My list is pretty much like yours except #1 is much more derogatory. Sometimes I manage to get beside them, make a whirling motion over my head like the whirling lights on a police car, point backwards, and then work traffic to get well ahead of them.

I actually did kick a mirror in the late 80's. Somehow I figured it would be easier than it was! My knee was sore for days.

Canajun said...

Not that I've ever done it, or even seriously advocate it, but a friend back in the 70's used to always carry a couple of old spark plugs in his jacket. When he'd been cut off he'd simply pull ahead and then casually drop a couple on the road in front of the offender. Apparently if you do it just right they'll bounce right through the rad.
Of course in today's traffic you'd need to leave the house with about 100 in each pocket.

Anonymous said...

Nice idea Canajun, but given the current traffic density you may well miss the target and inflict damage on some poor sod who is innocent.

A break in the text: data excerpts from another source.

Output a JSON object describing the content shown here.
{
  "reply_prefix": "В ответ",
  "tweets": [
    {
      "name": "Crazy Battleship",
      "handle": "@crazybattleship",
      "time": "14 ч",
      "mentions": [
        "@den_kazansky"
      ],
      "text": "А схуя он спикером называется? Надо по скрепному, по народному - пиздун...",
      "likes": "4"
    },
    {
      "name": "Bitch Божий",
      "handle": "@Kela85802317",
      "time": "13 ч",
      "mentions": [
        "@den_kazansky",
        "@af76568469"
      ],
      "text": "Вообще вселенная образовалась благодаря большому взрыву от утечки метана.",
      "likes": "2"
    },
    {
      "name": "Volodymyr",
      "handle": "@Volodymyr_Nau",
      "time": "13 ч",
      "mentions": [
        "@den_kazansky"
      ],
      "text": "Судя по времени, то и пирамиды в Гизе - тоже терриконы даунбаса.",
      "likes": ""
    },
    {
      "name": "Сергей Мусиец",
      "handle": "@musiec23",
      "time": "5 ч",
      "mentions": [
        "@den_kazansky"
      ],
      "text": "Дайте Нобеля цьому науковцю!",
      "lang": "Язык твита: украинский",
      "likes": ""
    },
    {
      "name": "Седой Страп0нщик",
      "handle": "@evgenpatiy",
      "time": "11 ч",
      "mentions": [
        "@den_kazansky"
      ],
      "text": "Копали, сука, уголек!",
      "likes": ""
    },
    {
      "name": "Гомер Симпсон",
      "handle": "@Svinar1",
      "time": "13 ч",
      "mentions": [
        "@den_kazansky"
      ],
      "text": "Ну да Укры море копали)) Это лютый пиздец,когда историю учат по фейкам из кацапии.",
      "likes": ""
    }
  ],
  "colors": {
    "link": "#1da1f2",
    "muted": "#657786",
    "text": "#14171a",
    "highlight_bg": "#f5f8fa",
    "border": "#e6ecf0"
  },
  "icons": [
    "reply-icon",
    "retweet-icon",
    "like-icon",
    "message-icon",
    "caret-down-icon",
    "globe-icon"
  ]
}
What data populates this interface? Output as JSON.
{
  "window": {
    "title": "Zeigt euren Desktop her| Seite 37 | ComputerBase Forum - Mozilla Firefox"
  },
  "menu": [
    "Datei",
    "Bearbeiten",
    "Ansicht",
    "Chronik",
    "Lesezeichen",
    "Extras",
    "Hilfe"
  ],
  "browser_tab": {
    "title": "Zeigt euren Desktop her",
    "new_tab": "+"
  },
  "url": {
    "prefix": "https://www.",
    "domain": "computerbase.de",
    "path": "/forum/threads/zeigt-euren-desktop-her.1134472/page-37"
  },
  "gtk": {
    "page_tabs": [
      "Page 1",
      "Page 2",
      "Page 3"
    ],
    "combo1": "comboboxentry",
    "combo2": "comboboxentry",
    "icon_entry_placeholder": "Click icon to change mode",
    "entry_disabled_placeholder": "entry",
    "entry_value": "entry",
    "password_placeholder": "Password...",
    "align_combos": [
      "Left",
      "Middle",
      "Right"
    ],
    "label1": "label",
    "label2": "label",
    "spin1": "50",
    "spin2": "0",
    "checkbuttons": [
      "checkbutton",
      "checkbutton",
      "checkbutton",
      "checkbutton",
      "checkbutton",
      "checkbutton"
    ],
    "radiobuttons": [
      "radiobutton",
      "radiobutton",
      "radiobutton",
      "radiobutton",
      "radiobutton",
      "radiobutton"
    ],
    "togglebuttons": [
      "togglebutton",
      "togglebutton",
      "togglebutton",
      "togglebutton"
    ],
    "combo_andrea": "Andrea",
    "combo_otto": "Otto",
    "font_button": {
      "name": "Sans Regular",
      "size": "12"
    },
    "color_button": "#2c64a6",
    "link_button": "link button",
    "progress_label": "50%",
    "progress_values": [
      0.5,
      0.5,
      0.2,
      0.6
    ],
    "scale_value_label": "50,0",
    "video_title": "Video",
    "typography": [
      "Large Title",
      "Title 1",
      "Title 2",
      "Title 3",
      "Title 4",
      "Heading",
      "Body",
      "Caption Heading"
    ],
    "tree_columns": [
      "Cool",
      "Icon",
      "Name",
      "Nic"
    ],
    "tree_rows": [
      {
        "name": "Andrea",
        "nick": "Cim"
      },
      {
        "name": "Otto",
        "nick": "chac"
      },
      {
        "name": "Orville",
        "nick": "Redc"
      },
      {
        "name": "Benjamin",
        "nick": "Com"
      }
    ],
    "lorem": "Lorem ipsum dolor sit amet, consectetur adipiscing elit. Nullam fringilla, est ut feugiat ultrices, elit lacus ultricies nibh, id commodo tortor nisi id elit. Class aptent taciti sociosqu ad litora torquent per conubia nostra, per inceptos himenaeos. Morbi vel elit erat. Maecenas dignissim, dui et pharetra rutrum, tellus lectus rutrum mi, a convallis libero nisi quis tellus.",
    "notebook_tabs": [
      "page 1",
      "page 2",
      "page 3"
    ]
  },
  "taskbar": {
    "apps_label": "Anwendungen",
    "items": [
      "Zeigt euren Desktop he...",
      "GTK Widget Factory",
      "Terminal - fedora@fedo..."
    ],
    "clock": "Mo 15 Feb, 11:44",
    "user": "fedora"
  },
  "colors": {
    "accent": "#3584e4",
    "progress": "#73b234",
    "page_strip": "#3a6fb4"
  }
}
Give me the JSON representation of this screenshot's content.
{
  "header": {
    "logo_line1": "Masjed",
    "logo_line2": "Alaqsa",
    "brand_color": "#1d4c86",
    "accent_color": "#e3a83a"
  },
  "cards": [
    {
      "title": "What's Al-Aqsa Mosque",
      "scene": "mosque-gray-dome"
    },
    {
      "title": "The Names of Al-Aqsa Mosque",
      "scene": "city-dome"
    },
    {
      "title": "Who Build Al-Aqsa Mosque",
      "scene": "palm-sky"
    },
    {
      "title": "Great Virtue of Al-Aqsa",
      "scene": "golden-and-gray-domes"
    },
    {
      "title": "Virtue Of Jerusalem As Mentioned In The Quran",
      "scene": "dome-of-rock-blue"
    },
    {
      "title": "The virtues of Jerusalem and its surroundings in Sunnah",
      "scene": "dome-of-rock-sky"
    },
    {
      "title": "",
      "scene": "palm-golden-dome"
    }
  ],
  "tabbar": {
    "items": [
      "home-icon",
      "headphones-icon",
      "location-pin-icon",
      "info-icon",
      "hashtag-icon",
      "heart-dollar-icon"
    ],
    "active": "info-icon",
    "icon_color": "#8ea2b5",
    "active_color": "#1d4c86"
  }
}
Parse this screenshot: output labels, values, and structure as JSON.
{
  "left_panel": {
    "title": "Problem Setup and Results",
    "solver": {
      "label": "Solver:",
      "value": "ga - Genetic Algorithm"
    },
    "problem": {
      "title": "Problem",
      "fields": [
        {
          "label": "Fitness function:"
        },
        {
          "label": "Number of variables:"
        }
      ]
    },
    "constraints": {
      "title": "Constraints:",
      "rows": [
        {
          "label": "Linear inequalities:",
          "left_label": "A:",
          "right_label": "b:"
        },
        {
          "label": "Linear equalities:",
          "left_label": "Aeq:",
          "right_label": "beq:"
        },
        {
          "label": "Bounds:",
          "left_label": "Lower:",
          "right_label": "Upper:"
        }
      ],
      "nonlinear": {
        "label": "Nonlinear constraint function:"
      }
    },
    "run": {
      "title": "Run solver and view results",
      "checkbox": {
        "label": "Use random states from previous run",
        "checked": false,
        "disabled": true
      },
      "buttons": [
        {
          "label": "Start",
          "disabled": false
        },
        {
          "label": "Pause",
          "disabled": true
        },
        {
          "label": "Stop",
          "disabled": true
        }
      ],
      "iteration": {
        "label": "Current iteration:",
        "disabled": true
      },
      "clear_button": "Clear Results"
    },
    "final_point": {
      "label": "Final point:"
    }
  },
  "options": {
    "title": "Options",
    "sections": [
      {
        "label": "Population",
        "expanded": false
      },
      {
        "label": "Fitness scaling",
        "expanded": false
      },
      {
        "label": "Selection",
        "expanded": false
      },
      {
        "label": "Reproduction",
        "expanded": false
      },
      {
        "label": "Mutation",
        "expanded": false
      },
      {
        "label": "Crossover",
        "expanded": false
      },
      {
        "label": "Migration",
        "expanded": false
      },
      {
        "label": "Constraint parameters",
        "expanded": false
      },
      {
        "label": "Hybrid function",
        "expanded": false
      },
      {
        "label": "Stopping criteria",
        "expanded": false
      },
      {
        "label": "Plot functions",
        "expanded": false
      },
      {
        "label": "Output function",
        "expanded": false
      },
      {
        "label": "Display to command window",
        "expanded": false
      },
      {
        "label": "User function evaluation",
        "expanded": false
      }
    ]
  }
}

Personally, I'm tempted to keep a pocket of half inch ball bearings and toss one backwards behind me once I overtake the offender. Also good for boy racer tailgaters.

I like the extendable baton idea...and the nail in the boot appeals to me in a disturbing fashion.

Anonymous said...

The problem with spark plugs or ball bearings is that they're still rolling around on the pavement afterward, waiting to get caught in the tread of a passing truck and thrown up into the air, maybe right into the face of the next biker to come by. If you absolutely have to throw something, I've always thought Skittles would be effective -- noisy on impact with the car, but harmless no matter what they hit.

My point (pun not intended) with the nailhead in the boot is that you'd kick the car with a glancing blow in the door or quarter panel, just enough to scrape the nailhead across the paint and leave a nice scratch.